MARTA General Manager Beverly Scott warned Monday that the transit agency needed to start preparing for deep service cuts in part because the state legislature failed to lift regulations on how much it can spend on operations.
That failure coupled with projections that sales tax revenues -- MARTA's main funding source -- will come up $130 million short in the next five years of what had been previously projected means the agency will have to make cuts to ensure it has the $40 million in operating reserves required by law.
"We will have to gut significant parts of the service," Scott said.
MARTA grapples financially because it depends on sales tax. By law it can only spend half the sales tax revenues on operations. In the economic downturn, the legislature suspended that state regulation to give the transit agency more financial flexibility but that exemption from the law ends in June 2013. The transit agency, banking on commitments from legislators, expected to keep the exemption for at least three more years but without it expects to lose a projected total of $9.7 million during that time.
That isn't much in a $400 million operating budget but officials said it is critical at a time when MARTA is struggling financially. They had wanted the state government regulation lifted permanently but had agreed to a compromise of suspending it for an additional three years. A cadre of house Democrats, however, fought the compromise because they opposed a short-term fix and also an aspect of the bill that undercut the Fulton County's Commission's board appointments.
Board Chairman Frederick L. Daniels said an upcoming management audit could identify inefficiencies that MARTA could target for savings. He also said that MARTA management's own internal reviews should identify other savings to keep service cuts from being draconian.
"I don't want our message to the public to be that immediately we are going to slash and burn," he said. "We have to be thoughtful at what we put on the table."
Chief Financial Officer Davis Allen presented figures showing the agency could alleviate the financial crunch in 2016 by a number of measures including increasing health care contributions from non-union employees from 15 to 25 percent for $4 million in savings by 2016 and cuts in management for an additional $8 million.
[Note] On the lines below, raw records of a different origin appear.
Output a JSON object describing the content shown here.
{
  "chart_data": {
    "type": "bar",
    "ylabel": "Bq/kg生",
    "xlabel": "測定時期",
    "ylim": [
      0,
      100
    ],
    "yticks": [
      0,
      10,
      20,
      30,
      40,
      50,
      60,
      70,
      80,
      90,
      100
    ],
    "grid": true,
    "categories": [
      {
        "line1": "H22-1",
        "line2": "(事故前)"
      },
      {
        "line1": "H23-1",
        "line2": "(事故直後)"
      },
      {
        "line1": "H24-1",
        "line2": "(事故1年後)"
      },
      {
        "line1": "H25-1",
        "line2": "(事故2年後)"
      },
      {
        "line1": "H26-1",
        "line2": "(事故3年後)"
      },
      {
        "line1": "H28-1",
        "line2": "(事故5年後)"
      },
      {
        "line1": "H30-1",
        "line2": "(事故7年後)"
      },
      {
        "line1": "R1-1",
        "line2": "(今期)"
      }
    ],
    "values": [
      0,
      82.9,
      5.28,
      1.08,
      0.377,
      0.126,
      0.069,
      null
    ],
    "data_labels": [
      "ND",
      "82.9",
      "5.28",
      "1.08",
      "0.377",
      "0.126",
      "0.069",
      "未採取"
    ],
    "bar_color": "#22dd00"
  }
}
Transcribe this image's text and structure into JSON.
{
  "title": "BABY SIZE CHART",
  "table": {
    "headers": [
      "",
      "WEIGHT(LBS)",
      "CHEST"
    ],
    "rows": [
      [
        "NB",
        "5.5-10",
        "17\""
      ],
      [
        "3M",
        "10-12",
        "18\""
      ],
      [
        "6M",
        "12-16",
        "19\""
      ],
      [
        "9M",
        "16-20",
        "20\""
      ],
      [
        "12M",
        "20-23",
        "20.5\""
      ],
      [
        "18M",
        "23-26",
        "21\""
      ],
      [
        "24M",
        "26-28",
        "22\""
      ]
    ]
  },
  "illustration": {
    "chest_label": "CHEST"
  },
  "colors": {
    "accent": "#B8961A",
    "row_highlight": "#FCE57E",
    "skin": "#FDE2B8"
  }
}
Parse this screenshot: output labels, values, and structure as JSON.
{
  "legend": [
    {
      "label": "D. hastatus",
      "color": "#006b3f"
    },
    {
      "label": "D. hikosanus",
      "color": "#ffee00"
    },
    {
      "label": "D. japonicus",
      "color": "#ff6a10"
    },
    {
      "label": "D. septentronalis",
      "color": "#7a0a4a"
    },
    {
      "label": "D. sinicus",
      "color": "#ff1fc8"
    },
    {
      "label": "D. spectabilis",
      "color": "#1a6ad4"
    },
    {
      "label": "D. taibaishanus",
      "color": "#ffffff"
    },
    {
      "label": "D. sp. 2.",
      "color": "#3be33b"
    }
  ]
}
Plus, the agency now expects to collect $10 million more than anticipated in fares during that period.
But even with those revisions, Davis said, MARTA's financial reserves will fall from a projected $132 million this coming fiscal year --which starts July 1 -- to$23 million in five years.
State Rep. Mike Jacobs, the Atlanta Republican who chairs as state board overseeing MARTA, said that the legislature could pass the three-year compromise early next legislative session and give the transit agency some more flexibility.
"It was a shame that House bill 1052 was torpedoed," Jacobs said. "I think it is going to be very important for the legislative leadership, including me, to work behind the scenes with MARTA to assure them that we will keep the commitment we made to give them an extra three years of relief. Having made that compromise, it becomes a promise on which we should deliver."
Scott, however, noted that the the compromise still would not make the MARTA funding model sustainable for the long term. She and other officials said the current financial projections left open the possibility that some projects might not be feasible even if voters approved a regional sales this July that has $600 million for MARTA for maintenance and upgrades for the aging system.
MARTA still won't have enough money to provide for long-term operating costs and maintenance under current projections, they said.
"If we don't have the ability to maintain it, we can't do it," said Dwight Ferrell, chief operating officer.